Graves, Harris and Leeson were all listening to me. Harris rolled his eyes. Leeson looked pissed. Only Graves seemed to be taking me seriously.
“Let’s say we get into these tunnels of yours,” Graves said. “How the hell does that get us into the ship?”r />
I cleared my throat. “I’ve been down there in the tunnels, sir. They go everywhere. With a decent compass to follow, all we have to do is find an exit that’s close to the ship. We go into the tunnels, find exits close to the ship, and then we come out like a horde of gophers rushing the ramp.”
“You’ve got to be kidding me, right?” Leeson demanded. “You don’t have a map. You don’t have any idea where these tunnels go and where they don’t. You’re asking us to duck underground into some rabbit-warren full of booby-traps and hope we can find a way out?”

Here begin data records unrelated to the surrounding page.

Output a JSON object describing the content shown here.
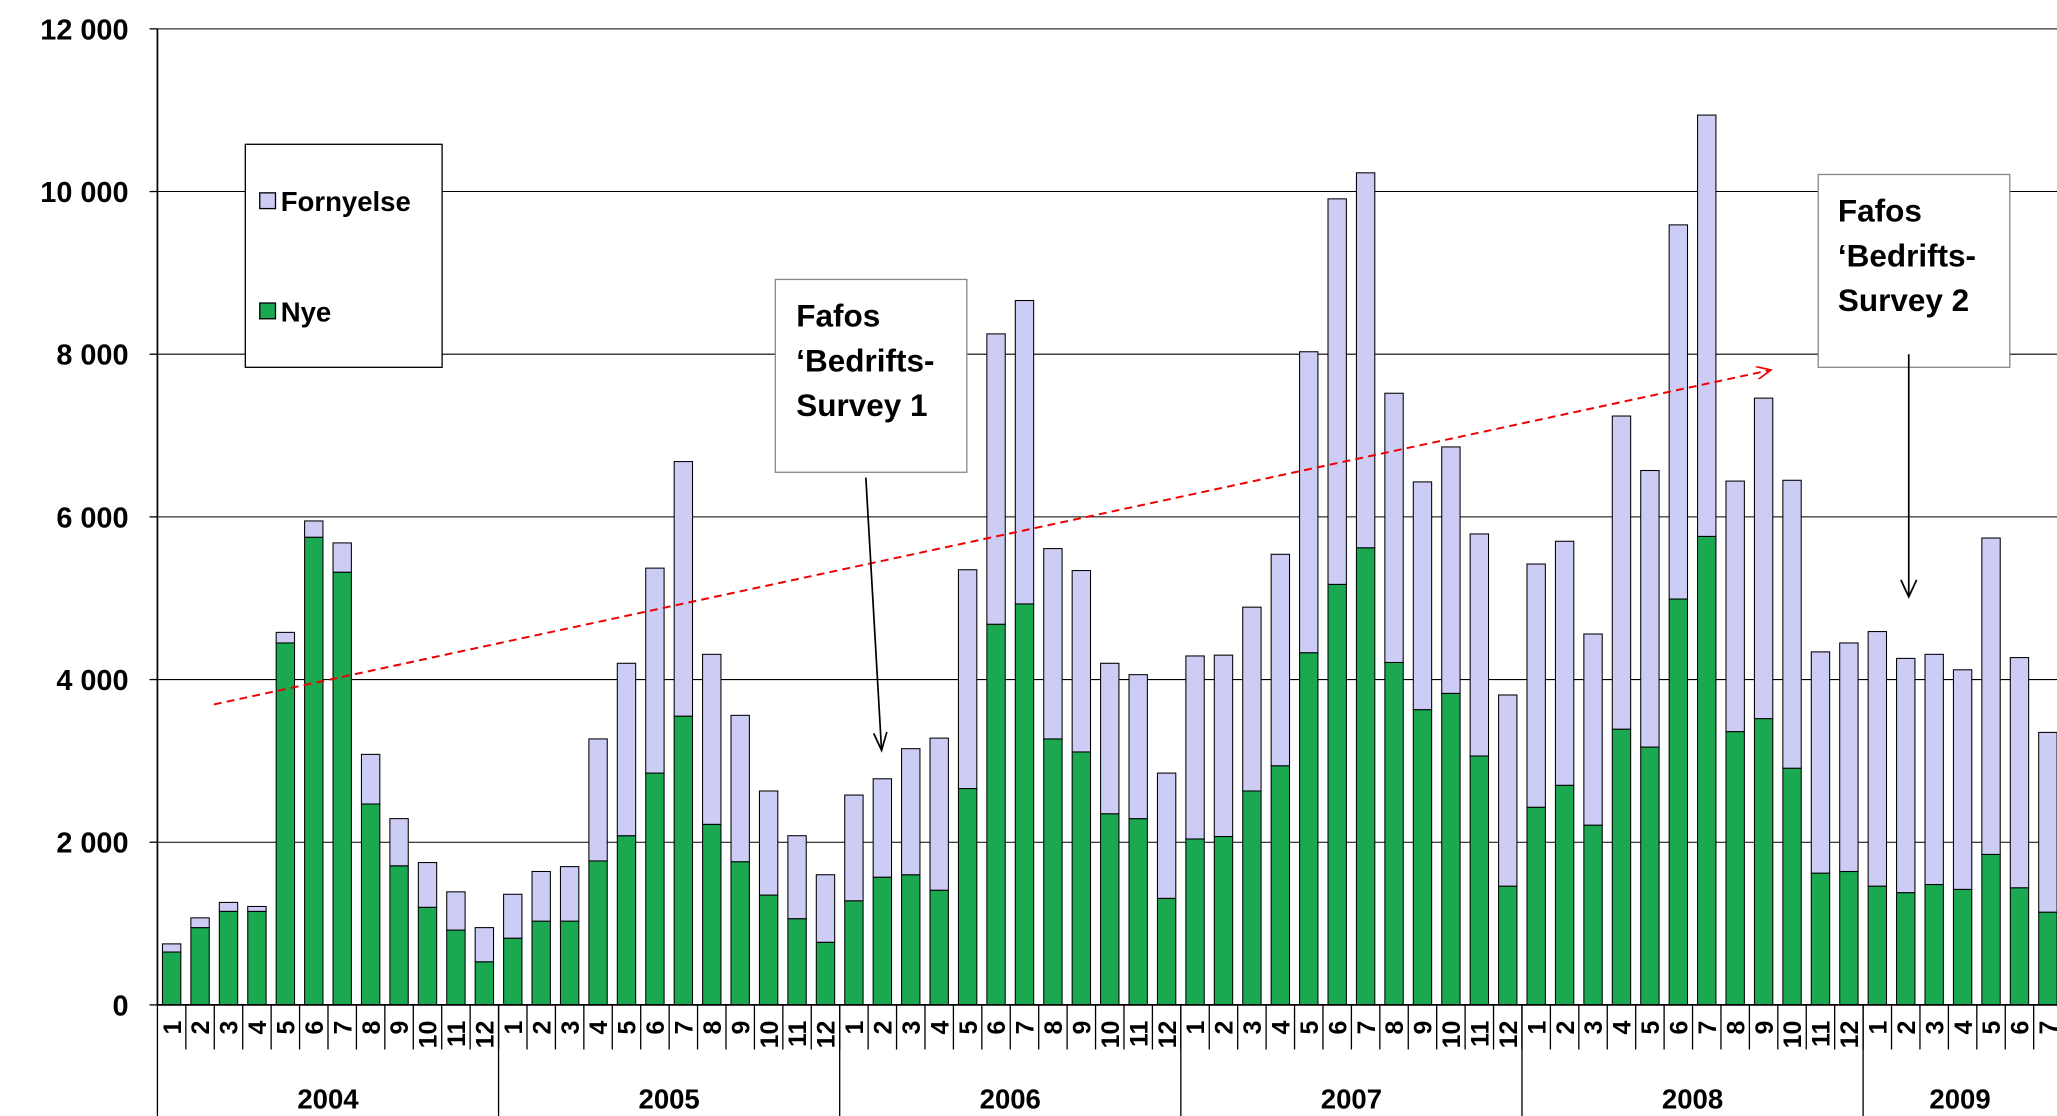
{
  "chart_data": {
    "type": "stacked_bar",
    "categories": [
      "1",
      "2",
      "3",
      "4",
      "5",
      "6",
      "7",
      "8",
      "9",
      "10",
      "11",
      "12",
      "1",
      "2",
      "3",
      "4",
      "5",
      "6",
      "7",
      "8",
      "9",
      "10",
      "11",
      "12",
      "1",
      "2",
      "3",
      "4",
      "5",
      "6",
      "7",
      "8",
      "9",
      "10",
      "11",
      "12",
      "1",
      "2",
      "3",
      "4",
      "5",
      "6",
      "7",
      "8",
      "9",
      "10",
      "11",
      "12",
      "1",
      "2",
      "3",
      "4",
      "5",
      "6",
      "7",
      "8",
      "9",
      "10",
      "11",
      "12",
      "1",
      "2",
      "3",
      "4",
      "5",
      "6",
      "7"
    ],
    "groups": [
      "2004",
      "2005",
      "2006",
      "2007",
      "2008",
      "2009"
    ],
    "series": [
      {
        "name": "Nye",
        "color": "#1aa851",
        "values": [
          650,
          950,
          1150,
          1150,
          4450,
          5750,
          5320,
          2470,
          1710,
          1200,
          920,
          530,
          820,
          1030,
          1030,
          1770,
          2080,
          2850,
          3550,
          2220,
          1760,
          1350,
          1060,
          770,
          1280,
          1570,
          1600,
          1410,
          2660,
          4680,
          4930,
          3270,
          3110,
          2350,
          2290,
          1310,
          2040,
          2070,
          2630,
          2940,
          4330,
          5170,
          5620,
          4210,
          3630,
          3830,
          3060,
          1460,
          2430,
          2700,
          2210,
          3390,
          3170,
          4990,
          5760,
          3360,
          3520,
          2910,
          1620,
          1640,
          1460,
          1380,
          1480,
          1420,
          1850,
          1440,
          1140
        ]
      },
      {
        "name": "Fornyelse",
        "color": "#ccccf5",
        "values": [
          100,
          120,
          110,
          60,
          130,
          200,
          360,
          610,
          580,
          550,
          470,
          420,
          540,
          610,
          670,
          1500,
          2120,
          2520,
          3130,
          2090,
          1800,
          1280,
          1020,
          830,
          1300,
          1210,
          1550,
          1870,
          2690,
          3570,
          3730,
          2340,
          2230,
          1850,
          1770,
          1540,
          2250,
          2230,
          2260,
          2600,
          3700,
          4740,
          4610,
          3310,
          2800,
          3030,
          2730,
          2350,
          2990,
          3000,
          2350,
          3850,
          3400,
          4600,
          5180,
          3080,
          3940,
          3540,
          2720,
          2810,
          3130,
          2880,
          2830,
          2700,
          3890,
          2830,
          2210
        ]
      }
    ],
    "ylim": [
      0,
      12000
    ],
    "yticks": [
      0,
      {
        "value": 2000,
        "label": "2 000"
      },
      {
        "value": 4000,
        "label": "4 000"
      },
      {
        "value": 6000,
        "label": "6 000"
      },
      {
        "value": 8000,
        "label": "8 000"
      },
      {
        "value": 10000,
        "label": "10 000"
      },
      {
        "value": 12000,
        "label": "12 000"
      }
    ],
    "grid": true,
    "annotations": [
      {
        "lines": [
          "Fafos",
          "‘Bedrifts-",
          "Survey 1"
        ]
      },
      {
        "lines": [
          "Fafos",
          "‘Bedrifts-",
          "Survey 2"
        ]
      }
    ]
  }
}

“Well, sir,” I said. “If you’d rather charge that force-shield, getting nailed by a cannon the size of a submarine at close range every step, I guess that’s up to you guys.”
Leeson’s face had turned from red to purple during my little speech. I knew I was mouthing off to an officer. He was only two steps ahead of me in rank, but he was my direct commander.
I opened my mouth again to apologize, but I never got the chance. Harris had seen his opportunity, and he’d jumped right in. He smashed me one on the head. A white light flashed, but I didn’t fall or pass out.
Legion Varus operated to some degree like the Roman Legions of ancient times. Back then, any officer could execute a soldier for disobeying or disserting. Punishment was often physical including flogging and the like. I knew and understood all that, but I felt like killing Harris, anyway.
Harris knew it, too, but he didn’t back down. He didn’t apologize. He stepped up and gave me that crazy stare of his.
“You settled down yet, kid? Because if you haven’t you can just try it. I can see it in your eyes. I can—”
“Harris,” Graves said. “Step back, gentlemen.”